Agreed, I have made some edits to that section that hopefully make it more clear. Skbkekas (talk) 22:53, 6 January 2011 (UTC)[reply]

Finding slope of polynomial regression

As of now, the entry states that "...when the temperature is increased from x to x + 1 units, the expected yield changes by a₁ + a₂ + 2a₂x."

Shouldn't it be a₁ + 2a₂x? The derivative of any polynomial function is a₁+2a₂x. Or am I missing something here? — Preceding unsigned comment added by Joshtk76 (talk • contribs) 23:47, 25 March 2012 (UTC)[reply]

(Mathematically) agree - I just corrected the article. Billy Pilgrim (talk) 12:01, 29 January 2013 (UTC)[reply]

Interactions?

Aren't interactions a form of multivariate polynomial regression? 86.127.138.234 (talk) 06:02, 22 February 2015 (UTC)[reply]

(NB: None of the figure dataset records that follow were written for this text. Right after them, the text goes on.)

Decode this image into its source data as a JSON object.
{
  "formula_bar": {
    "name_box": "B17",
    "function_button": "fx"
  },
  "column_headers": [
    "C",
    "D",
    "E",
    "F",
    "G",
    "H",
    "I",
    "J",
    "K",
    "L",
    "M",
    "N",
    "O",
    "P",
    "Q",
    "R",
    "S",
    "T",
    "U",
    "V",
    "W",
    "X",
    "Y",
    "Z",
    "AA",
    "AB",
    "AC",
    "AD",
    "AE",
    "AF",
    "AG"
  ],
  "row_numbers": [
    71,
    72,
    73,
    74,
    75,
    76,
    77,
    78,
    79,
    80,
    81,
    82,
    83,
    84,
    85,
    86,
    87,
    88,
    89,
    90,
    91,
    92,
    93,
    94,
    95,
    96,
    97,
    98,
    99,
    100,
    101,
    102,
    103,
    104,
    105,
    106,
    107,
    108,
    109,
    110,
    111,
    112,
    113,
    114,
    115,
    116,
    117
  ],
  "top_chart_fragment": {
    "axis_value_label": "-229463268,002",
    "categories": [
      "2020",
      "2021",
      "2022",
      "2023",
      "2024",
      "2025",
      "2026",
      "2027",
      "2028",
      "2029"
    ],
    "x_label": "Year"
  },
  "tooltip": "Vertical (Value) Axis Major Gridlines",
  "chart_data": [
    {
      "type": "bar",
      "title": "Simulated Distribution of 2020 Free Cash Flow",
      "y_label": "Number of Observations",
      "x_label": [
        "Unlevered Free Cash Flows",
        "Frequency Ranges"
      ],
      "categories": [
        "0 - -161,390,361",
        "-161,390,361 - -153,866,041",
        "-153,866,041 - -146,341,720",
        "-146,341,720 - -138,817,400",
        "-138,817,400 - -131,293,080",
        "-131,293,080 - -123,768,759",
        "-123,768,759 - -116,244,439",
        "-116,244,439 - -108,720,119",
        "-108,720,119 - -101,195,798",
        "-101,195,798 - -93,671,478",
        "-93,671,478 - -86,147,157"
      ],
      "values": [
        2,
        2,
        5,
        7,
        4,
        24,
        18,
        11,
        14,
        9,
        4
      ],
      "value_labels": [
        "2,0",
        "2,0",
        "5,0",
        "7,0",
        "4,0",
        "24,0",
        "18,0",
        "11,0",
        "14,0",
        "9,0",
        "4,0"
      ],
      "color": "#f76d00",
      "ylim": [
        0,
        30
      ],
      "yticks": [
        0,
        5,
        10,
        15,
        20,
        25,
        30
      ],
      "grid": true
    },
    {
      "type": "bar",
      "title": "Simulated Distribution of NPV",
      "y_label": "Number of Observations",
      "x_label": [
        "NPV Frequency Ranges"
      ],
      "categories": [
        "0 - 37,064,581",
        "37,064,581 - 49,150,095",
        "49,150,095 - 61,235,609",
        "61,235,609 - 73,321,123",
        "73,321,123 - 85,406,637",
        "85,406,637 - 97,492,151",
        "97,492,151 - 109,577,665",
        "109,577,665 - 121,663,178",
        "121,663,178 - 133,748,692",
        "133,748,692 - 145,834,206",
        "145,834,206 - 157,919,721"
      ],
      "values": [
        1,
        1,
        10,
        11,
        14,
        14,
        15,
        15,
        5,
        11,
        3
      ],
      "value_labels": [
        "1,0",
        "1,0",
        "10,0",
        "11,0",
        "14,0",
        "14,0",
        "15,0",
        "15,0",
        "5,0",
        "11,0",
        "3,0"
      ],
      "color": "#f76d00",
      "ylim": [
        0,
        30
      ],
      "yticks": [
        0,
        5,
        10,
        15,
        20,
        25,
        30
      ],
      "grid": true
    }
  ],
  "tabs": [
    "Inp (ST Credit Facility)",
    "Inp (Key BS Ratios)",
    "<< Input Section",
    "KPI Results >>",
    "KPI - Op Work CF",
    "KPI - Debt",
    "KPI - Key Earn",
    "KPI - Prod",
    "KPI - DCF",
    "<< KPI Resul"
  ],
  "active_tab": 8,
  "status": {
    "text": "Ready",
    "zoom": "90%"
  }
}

Merge (Polynomial least-squares regression)

I intend to merge Polynomial regression and Polynomial least squares, creating Polynomial least-squares regression. fgnievinski (talk) 00:28, 16 July 2018 (UTC)[reply]

~~The merge sounds fine to me, but I'm not sure that the title change is necessary: Polynomial regression is the primary topic, with the least-squares being (by far) the most important subset.~~ Klbrain (talk) 06:15, 10 August 2019 (UTC)[reply]

Oppose, changing my position, noticing the broader definition of Polynomial least squares. Given the complexity of the topic and the current definitions, I think that the best solution is to keep the pages separate. Klbrain (talk) 07:43, 22 September 2019 (UTC)[reply]

Closed, given the absence of support for a merge. Klbrain (talk) 07:39, 2 October 2019 (UTC)[reply]

Sorry, but absence of support is not presence of opposition, which was only your own, after you changed your mind, although no reason was given other than the perceived subject complexity.

Well, the subject is only seemingly complex because the article is poorly written. There is nothing of substance in it that is not covered here, except perhaps the weighting scheme, which could be covered more succinctly here with a link to weighted least squares.

I've also checked the first two references cited in that article and the expression "polynomial least squares" does not show up, only "polynomial regression". That plus the multiple issues identified in the lead make it clear that article should simply redirect here. fgnievinski (talk) 00:14, 27 August 2020 (UTC)[reply]

@Fgnievinski: no objection from me if you can rework the material into something more coherent, if there is anything salvageable in Polynomial least squares, or simply redirect (as you suggest). Klbrain (talk) 09:06, 27 August 2020 (UTC)[reply]

@Klbrain: thanks for your understanding; I've inserted a sentence about the weighting scheme, then redirected that article here. I also noticed that the main reference ("Ordinary Least Squares Revolutionized", cited 20 times in the Wikipedia article), is not a peer-reviewed publication: it's been self-published in the SSRN preprint server in 2015 and has not attracted any citations outside of Wikipedia since then. So maybe the author or someone who likes their work very much just wanted to publicized it in Wikipedia. fgnievinski (talk) 01:58, 28 August 2020 (UTC)[reply]